‘Por una guardería digna’. Bajo esta premisa, varios padres y familiares de los niños de la guardería Las Luces de Haro se han concentrado este domingo en la Plaza de la Paz para reclamar un lugar seguro donde dejar a sus pequeños.
Las continuas inundaciones y problemas con el techo del centro llevan trayendo de cabeza varios años a 200 familias de la capital jarrera hasta tal punto que este pasado jueves «nos llamaron para que fuéramos a recoger a los niños porque la situación era insostenible», admite una de las madres afectadas.
A día de hoy, la guardería sigue inundada, por lo que «este lunes no podremos llevar a nuestros hijos, con los problemas de conciliación que eso genera».

Aún así, las familias que se han manifestado este domingo ven un rayo de esperanza. «La empresa encargada de la obra (Contratación y Ejecución de Obras, S.L.) nos ha confirmado que, si el tiempo lo permite, comenzarán mañana por la mañana con la retirada del toldo roto y la instalación del nuevo cobertizo».

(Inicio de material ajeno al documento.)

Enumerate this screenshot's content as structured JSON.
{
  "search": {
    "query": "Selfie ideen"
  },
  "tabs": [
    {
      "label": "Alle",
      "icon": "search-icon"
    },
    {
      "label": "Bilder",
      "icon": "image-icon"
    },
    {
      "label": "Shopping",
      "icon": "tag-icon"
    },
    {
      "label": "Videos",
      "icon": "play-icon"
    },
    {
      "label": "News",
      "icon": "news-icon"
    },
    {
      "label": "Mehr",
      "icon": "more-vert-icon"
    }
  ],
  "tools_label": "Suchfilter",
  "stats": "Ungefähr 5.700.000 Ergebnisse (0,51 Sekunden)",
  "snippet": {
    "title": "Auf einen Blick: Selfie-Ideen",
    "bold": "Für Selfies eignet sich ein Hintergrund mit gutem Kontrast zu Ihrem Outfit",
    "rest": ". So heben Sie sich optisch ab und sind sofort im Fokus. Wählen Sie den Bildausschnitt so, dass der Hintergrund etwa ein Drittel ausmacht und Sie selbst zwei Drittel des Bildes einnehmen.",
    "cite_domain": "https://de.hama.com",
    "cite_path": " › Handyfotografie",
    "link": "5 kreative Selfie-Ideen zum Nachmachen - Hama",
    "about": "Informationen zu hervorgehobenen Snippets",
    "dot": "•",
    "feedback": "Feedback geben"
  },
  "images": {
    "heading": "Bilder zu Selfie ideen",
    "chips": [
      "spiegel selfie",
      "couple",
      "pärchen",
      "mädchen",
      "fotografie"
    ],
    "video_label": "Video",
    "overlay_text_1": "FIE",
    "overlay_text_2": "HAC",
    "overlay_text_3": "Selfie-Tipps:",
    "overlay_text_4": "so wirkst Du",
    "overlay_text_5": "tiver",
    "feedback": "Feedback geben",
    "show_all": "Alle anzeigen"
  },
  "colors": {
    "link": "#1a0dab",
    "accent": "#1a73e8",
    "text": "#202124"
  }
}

Pancartas, paraguas, artículos de limpieza… Todo servía este domingo para alzar la voz y exigir «más seguridad para los pequeños y las trabajadoras de la guardería». Según los testimonios de los padres, la tela asfáltica que se colocó previamente fue arrancada por el viento, dejando expuesto el edificio a las inclemencias del tiempo. «Hasta ahora solo se han puesto parches».

Cabe recordar, que el portavoz del Gobierno de La Rioja, Alfonso Domínguez, ya advirtió hace unos días que estaban a punto de iniciar los trabajos en la guardería y que la inversión por parte del ejecutivo sería de casi 260.000 euros y un plazo de ejecución de tres meses.
El Ayuntamiento de Haro ha ofrecido estos días unos locales para trasladar temporalmente a los niños, pero la Consejería de Educación ha rechazado la propuesta al considerar que no son adecuados. «Entiendo que no tengan cocina, pero es tan simple como llevarles un sándwich desde casa y recogerlos antes de la hora de la comida. Nos dicen que tenemos que tener un plan B, pero el plan B lo tiene que dar la administración, que es la que ofrece el servicio», lamenta una de las madres.